Het dossier bevat een gesprek met [naam] waarin wordt gesproken over een rit naar Nederland voor vier Turkmenen, maar “iemand anders heeft hun gepakt” (1.10 in het vonnis). Idem in een ander gesprek met “ [naam passagier] ” op 22 november 2024 waar deze passagier op het laatste moment afzegt omdat hij een andere ‘taxi’ heeft gevonden. [2]
3.7
In het dossier worden allerlei bedragen voor de ‘taxirit’ genoemd, waarbij meestal niet duidelijk is om welke munteenheid het gaat: euro’s, dollars of zloty’s (1.7 in het vonnis).
In andere gesprekken worden heel andere bedragen genoemd, zoals
- het gesprek met contact [telefoonnummer] op 5 februari 2025, waar deze persoon zegt: we zijn met z’n tweeën, dat is 250 euro persoon en verdachte antwoordt “ok ” (dossier p. 30).
- gesprekken met [naam] ; hier lijkt verdachte steeds discussies te hebben over de prijs: vier Turkmenen voor “1.500”. Verdachte mag niet een prijs lager dan € 600 euro vragen, later wordt weer € 500 gehanteerd als minimum (1.10 in het vonnis)
Ten aanzien van de documenten:
3.8
Het feit dat in verdachtes telefoons talloze afbeeldingen van reis- en verblijfdocumenten van andere personen zijn gevonden, geeft zeker te denken. Maar het betekent ook niet dat al deze documenten vals zijn en, voor zover ze vals zijn, dat verdachte bij al deze documenten een faciliterende rol heeft gespeeld en dat hij daarvoor betaald kreeg, zeker niet het aangehouden bedrag.
Verdachte heeft aangevoerd dat hij landgenoten behulpzaam was bij het verkrijgen van de juiste papieren omdat hij daarmee ervaring had.
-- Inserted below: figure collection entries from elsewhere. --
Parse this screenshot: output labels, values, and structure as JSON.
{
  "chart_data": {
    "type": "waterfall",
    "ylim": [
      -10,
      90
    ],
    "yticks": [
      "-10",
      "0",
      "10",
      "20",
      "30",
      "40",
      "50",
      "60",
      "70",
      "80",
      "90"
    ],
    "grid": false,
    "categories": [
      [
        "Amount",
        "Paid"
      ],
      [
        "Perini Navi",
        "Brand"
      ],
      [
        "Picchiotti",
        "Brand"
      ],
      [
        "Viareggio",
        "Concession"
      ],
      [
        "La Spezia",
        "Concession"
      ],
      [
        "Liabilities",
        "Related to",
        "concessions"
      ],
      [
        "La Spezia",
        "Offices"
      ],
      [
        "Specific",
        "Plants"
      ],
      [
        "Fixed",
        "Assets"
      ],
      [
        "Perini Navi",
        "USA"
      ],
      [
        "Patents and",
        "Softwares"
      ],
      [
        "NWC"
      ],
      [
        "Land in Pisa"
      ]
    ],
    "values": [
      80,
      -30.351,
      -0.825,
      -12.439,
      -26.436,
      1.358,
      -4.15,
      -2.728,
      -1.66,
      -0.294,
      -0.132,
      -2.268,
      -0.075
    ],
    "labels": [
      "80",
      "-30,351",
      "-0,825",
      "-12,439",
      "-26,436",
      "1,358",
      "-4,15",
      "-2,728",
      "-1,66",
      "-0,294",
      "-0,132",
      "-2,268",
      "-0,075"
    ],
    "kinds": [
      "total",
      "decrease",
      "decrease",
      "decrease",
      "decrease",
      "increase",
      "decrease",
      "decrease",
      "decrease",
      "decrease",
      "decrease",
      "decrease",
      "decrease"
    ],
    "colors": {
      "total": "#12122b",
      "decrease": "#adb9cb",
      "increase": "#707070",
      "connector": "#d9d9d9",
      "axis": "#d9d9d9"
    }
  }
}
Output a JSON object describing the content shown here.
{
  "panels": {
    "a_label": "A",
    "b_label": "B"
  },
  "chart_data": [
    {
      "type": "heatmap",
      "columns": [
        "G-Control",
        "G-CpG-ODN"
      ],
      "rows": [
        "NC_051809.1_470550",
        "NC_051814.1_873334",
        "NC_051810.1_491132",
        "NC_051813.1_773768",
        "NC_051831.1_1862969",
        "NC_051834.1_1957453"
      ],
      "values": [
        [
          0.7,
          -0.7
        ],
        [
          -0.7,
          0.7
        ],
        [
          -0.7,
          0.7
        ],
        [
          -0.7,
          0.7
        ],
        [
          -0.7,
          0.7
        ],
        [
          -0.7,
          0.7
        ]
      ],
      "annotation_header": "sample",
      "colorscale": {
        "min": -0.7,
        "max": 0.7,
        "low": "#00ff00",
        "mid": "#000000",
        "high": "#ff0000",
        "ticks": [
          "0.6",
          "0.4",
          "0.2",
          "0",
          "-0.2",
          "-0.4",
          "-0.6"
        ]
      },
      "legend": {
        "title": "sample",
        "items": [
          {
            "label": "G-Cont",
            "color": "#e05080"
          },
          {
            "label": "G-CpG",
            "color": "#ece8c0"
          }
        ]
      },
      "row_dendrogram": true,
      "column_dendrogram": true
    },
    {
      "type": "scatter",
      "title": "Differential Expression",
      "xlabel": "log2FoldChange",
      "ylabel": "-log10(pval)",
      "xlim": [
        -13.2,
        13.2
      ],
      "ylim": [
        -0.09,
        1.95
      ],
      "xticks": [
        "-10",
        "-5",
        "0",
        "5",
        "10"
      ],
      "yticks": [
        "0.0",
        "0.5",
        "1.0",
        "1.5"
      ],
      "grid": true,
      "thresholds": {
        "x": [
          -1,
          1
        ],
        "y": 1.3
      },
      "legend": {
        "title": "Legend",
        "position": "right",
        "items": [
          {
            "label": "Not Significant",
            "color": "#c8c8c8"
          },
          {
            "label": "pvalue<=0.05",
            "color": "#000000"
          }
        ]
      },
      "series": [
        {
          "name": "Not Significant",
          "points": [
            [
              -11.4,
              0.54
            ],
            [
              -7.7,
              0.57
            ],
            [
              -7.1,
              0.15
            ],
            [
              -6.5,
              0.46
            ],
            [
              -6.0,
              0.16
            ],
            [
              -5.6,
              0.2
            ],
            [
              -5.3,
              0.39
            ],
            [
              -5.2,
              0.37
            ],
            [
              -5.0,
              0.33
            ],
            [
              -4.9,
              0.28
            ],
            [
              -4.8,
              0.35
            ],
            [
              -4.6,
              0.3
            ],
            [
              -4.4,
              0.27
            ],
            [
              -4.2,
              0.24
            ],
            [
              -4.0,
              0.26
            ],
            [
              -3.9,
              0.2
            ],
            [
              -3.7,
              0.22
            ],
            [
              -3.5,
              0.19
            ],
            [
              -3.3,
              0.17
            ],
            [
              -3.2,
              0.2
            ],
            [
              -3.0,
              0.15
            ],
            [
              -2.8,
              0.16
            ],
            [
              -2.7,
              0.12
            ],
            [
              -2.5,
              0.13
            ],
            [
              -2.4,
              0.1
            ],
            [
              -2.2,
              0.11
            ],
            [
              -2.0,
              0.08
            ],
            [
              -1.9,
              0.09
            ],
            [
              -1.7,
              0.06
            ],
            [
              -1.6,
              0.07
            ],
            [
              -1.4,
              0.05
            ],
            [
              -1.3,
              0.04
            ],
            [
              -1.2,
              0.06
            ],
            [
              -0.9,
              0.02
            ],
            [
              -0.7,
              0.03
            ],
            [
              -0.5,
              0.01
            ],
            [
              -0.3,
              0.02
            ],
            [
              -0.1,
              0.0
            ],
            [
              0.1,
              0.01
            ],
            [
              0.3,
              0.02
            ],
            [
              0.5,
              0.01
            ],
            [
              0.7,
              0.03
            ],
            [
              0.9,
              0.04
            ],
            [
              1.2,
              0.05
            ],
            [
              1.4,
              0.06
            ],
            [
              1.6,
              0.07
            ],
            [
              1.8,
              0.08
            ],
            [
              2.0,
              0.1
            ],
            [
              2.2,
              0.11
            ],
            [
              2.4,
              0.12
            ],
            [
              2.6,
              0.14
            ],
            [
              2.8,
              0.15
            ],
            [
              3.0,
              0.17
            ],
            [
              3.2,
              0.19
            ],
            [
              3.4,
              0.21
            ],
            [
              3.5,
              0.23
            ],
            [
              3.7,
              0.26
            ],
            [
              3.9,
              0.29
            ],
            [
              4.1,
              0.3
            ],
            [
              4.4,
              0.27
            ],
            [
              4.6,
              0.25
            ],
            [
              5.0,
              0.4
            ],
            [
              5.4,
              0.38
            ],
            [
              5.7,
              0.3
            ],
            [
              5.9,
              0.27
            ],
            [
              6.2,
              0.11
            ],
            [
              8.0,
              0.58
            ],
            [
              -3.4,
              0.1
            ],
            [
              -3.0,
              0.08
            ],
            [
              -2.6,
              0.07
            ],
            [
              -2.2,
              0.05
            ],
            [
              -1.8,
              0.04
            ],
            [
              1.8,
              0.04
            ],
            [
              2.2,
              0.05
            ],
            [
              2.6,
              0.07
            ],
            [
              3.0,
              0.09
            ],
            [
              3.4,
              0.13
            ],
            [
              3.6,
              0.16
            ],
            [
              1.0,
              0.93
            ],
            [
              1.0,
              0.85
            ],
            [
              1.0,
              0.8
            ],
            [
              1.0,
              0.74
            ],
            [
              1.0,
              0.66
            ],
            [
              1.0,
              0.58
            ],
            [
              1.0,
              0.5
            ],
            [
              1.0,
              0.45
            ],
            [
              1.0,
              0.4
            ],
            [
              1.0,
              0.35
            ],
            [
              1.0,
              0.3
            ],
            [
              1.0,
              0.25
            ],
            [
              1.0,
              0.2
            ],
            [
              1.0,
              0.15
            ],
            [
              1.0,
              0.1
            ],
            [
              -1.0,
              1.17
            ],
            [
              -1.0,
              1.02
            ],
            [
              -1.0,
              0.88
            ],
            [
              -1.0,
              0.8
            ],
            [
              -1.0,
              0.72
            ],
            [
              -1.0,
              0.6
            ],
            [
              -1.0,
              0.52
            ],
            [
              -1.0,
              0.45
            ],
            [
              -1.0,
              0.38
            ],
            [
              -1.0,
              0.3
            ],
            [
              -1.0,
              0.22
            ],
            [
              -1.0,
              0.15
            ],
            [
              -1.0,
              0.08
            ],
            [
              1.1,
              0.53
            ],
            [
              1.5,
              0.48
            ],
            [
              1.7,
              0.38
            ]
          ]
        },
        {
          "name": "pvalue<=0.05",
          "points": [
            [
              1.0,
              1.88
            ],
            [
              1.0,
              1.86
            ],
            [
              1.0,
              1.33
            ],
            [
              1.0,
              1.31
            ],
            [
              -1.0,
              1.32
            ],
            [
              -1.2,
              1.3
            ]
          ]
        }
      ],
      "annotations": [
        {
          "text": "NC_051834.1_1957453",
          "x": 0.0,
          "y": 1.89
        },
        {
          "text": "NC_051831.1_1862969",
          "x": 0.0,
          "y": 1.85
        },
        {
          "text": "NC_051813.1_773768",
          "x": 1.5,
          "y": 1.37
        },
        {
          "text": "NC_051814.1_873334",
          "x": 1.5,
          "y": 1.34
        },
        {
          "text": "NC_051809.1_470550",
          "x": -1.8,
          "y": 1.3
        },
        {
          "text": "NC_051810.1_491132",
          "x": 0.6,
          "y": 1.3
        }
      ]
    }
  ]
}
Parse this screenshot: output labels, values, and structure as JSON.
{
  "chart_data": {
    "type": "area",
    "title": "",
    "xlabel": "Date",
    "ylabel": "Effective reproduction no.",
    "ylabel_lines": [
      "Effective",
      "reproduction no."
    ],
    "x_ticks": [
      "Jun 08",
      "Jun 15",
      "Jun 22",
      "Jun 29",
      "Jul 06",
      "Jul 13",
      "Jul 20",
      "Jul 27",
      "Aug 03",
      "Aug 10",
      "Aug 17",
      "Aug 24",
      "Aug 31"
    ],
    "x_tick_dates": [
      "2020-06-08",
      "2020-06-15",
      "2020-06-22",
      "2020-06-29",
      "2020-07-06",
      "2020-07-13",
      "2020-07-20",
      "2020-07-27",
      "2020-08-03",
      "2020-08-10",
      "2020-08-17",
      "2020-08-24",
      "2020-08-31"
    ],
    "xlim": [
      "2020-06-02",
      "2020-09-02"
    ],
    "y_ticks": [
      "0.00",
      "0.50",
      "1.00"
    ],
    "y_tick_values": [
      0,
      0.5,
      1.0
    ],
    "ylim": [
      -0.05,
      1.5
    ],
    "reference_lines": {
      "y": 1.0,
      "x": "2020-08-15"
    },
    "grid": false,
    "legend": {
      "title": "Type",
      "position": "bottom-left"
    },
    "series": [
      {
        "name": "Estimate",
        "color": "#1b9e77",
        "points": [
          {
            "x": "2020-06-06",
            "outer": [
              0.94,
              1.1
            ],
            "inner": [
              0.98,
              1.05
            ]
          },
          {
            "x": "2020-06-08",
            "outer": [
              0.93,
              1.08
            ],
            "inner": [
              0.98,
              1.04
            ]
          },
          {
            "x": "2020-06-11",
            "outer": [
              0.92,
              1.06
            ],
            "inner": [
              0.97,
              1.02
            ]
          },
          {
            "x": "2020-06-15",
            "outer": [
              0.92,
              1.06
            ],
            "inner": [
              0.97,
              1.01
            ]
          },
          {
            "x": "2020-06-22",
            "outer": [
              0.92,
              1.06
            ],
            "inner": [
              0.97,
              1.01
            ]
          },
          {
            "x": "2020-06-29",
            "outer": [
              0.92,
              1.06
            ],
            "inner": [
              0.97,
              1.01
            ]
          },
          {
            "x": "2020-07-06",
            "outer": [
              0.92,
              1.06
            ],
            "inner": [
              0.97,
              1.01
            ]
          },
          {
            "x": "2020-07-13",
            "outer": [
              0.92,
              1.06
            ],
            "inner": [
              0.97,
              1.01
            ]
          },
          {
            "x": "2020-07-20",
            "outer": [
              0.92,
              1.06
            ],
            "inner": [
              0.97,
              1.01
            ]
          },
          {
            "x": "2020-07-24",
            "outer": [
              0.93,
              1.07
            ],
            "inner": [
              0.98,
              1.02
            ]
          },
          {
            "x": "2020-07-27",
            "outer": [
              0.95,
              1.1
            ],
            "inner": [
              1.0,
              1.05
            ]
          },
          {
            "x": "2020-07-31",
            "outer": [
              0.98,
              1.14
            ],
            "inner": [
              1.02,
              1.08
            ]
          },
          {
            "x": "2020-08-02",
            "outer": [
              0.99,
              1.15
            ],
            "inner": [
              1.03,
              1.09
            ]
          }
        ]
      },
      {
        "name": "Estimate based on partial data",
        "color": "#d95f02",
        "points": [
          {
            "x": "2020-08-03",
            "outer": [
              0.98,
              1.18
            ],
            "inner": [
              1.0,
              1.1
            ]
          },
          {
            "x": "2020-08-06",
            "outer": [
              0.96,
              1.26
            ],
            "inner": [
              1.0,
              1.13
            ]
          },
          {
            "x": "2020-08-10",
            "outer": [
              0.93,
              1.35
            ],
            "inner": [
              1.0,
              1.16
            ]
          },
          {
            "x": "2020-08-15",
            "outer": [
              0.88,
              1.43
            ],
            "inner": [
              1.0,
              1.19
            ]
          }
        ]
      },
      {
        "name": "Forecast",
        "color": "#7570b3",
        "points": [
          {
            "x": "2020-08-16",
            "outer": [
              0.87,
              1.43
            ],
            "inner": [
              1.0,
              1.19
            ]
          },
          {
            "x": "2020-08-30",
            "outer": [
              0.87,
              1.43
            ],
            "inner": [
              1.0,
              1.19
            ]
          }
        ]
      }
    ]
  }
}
Hij schakelde hierbij de hulp van een advocaat in en daarvan wordt ook regelmatig gewag gemaakt in de gesprekken:
  • gesprek met [naam] op 20 augustus 2024, (1.7 in het vonnis), waarin het gaat over aanvraagtermijn, advocaat;
  • gesprek met [naam] , (1.6 in het vonnis);
  • gesprek met [naam] op 6 augustus 2024, waarin veroordeelde opmerkt dat het allemaal erg lang duurt en dat de aanvraag die ze hebben ingeleverd via de advocaat niks werd (dossier, p. 332).
Waarom zou een verzoek om een vals document aan te leveren worden afgewezen? Als veroordeelde inderdaad (soms) gebruikt maakt van een reguliere advocaat, dan kost dat geld. Daarop kunnen de vermelde betalingen ook betrekking hebben.
3.9
De rechtbank sluit zeker niet uit dat verdachte in een aantal gevallen heeft bemiddeld bij het verkrijgen van valse documenten. Het bericht aan [naam] op 29 mei 2024 (1.5 in het vonnis) wijst daar op. Maar het dossier geeft te weinig houvast om daar een valide voordeelberekening op te baseren.
3.1
Het bedrag van € 1.374 is gebaseerd op één opmerking in één gesprek (gesprek met [naam] , dossier, p. 29).
3.11
De rechtbank zal uitgaan van het door verdachte zelf bevestigde bedrag van € 250,- per persoon. In de wetenschap dat dit bedrag zeer laag is met wat normaliter van illegale migranten wordt gevraagd, lijkt het hier alleen te gaan om een ‘taxirit’ van 900 à 1.000 kilometer die in één dag kan worden gedaan en niet van een langdurig traject met, boten, treinen, auto’s, overnachtingen, voedselverstrekking en omkoping van autoriteiten.
3.12
Zes gesmokkelde personen leveren dan € 1.500,- op. Dat is het bedrag waarop de rechtbank het wederrechtelijk verkregen voordeel zal vast stellen en hem veroordelen tot betaling hiervan.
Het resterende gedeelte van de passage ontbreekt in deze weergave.